Big Change: Certificate of Equivalency Now through NACID (since October 1)

Big Change: Certificate of Equivalency Now through NACID (since October 1)

As of October 1, 2025, the Bulgarian system for recognizing foreign higher education and issuing the Certificate of Equivalency / Recognition has undergone a major shift: the authority has moved from RDE to NACID (National Centre for Information and Documentation). This change marks a modernization of the process, aiming to offer more transparency, accessibility, and speed for applicants.

Below is what you should know about how the new system works and what to expect.


What is NACID and Why the Change?

NACID is the centralized body in Bulgaria responsible for academic recognition of foreign education diplomas, ensuring that foreign qualifications are evaluated according to national standards.

Previously, various regional education directorates (RDEs) handled equivalency requests; now all of that authority has been consolidated under NACID. The aim is to create uniformity in decision-making and reduce administrative fragmentation.

NACID also operates an electronic services portal (portal.nacid.bg) and a unified information system for document submission and status tracking.


Who is Affected & What Qualifications are Recognized

  • The change affects anyone seeking academic recognition of a foreign higher education diploma (Bachelor’s, Master’s, or equivalent).
  • The eligibility requirement remains: the foreign institution must be recognized by its national authority and the diploma must formally confer higher education in its country of origin.
  • Some diplomas may be rejected (negative decision) if they don’t meet Bulgaria’s criteria for higher education.

Note: The certificate you receive through NACID is valid only in Bulgaria and does not automatically guarantee access to regulated professions (those professions for which additional licensing or examination is required by Bulgarian law).


What Has Changed: New Steps & Process Flow

Below is a comparative look at how the process now works under NACID.

Old Process (through RDE)

  • You would physically submit your documents to a regional directorate.
  • Many steps were local, manual, and sometimes opaque.
  • Tracking progress was harder; communication was largely in person or via mail.

New Process (through NACID)

  • Online submission is now supported via the NACID e-Services portal.
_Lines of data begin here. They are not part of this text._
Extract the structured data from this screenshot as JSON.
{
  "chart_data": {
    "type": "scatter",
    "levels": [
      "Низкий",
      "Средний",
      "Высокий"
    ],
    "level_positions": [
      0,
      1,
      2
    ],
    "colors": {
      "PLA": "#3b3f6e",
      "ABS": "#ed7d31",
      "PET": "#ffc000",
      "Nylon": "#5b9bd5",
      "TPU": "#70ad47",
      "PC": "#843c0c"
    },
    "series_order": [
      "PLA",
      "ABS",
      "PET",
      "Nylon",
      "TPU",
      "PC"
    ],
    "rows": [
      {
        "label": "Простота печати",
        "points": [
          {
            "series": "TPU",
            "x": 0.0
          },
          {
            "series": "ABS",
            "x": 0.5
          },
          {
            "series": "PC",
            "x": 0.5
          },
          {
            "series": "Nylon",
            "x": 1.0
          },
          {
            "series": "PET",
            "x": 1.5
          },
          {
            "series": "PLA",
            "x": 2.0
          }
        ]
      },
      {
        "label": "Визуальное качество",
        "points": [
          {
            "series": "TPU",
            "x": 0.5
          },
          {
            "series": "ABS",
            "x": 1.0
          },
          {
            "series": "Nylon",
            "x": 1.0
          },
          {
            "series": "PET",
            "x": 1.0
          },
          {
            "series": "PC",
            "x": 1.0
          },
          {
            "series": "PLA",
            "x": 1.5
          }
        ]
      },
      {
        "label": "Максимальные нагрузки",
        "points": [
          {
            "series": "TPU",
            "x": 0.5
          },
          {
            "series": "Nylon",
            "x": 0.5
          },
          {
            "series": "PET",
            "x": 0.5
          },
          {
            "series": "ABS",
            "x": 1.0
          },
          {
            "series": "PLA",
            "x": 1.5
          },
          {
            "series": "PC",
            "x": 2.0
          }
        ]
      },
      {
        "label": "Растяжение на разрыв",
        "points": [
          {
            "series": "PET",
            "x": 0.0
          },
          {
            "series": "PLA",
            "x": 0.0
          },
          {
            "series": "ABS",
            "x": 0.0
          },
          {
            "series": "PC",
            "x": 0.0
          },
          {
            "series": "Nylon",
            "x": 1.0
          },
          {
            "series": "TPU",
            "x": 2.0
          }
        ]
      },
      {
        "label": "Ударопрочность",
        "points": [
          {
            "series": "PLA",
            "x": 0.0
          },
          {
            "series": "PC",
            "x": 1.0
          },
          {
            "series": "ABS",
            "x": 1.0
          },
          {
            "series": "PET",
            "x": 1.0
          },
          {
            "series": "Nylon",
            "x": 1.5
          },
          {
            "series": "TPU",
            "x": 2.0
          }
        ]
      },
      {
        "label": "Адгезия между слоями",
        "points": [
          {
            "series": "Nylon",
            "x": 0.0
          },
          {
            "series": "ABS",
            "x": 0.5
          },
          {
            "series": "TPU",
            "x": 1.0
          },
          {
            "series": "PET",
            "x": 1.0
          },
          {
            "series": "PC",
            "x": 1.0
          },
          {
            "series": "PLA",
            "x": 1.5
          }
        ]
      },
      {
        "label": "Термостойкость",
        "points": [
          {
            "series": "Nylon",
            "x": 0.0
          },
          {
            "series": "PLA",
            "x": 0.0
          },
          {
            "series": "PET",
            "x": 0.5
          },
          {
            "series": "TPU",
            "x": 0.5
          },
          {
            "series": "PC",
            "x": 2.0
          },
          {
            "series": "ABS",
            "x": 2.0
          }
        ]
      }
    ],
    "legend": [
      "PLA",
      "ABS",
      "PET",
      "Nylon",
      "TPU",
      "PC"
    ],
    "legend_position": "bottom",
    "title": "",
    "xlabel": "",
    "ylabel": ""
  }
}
You scan your documents and upload them electronically. The submissions must include an electronic signature if applicable.
  • Documents may now include QR codes / verification codes to facilitate authenticity checks. (These codes will help authorities quickly verify uploaded materials.)
  • You can monitor the status of your application online using your incoming number, TIN / LNCH, and a security code in NACID’s portal.
  • The procedure under NACID involves several stages:

    1. Verification of the foreign institution’s academic status

    2. Verification of document authenticity
    3. Assessment of equivalence (comparisons of curriculum, credits, degree structure, learning outcomes)
    4. Decision: recognition, refusal, or termination
    5. Issuance of a legally binding decision or certificate (in electronic form if requested)

If there are missing or incorrect documents, NACID may suspend the procedure or request corrections (normally within 7 days), or even terminate the procedure after a lapse of two months or non-response.


What to Expect: Time, Certificate, & Outcomes

  • The entire process is still designed to take around one month under typical circumstances.
  • The certificate you receive is a pattern certificate of recognition, which includes your name, ID number, citizenship, the foreign institution and country, specialty, and the recognized Bulgarian degree/qualification.
  • You can request the certificate in electronic form — signed digitally.
  • If the recognition is refused, the decision is delivered in writing and may include suggestions for how to remedy gaps. You have the right to appeal under Bulgarian administrative law.
  • In some cases, NACID may terminate the process (e.g. missing docs, failure to respond) or suspend until you fulfill requirements.

Why This is a Positive Change (and Tips for Applicants)

Advantages & Expectations

  • Uniformity & Fairness: A central authority ensures consistent decisions across Bulgaria, reducing regional differences.
  • Speed & Efficiency: Digital submission and QR/verification codes should cut down delayed mail, lost documents, and in-person bottlenecks.
  • Transparency: You can track your application online, see where it stands, and receive electronic notices.
  • Modernization: Moving away from paper-only workflows aligns with broader e-government practices.

Tips for Applicants

  1. Prepare high-quality scans of your diploma, transcript, and any supplementary documentation, all translated into Bulgarian (if necessary) and legalized/apostilled per your country’s rules.
  2. Use electronic signature where required to validate your submission.
  3. Make sure all required documents are included from the start — missing or incomplete applications risk suspension or termination.
  4. Keep your incoming number, TIN / ID, and security code safe — you’ll need them to track the process.
  5. Be responsive — if NACID requests clarifications or fixes, respond within their deadlines (often 7 days).
  6. Choose carefully whether you want the certificate electronically signed or a physical copy — both are possible.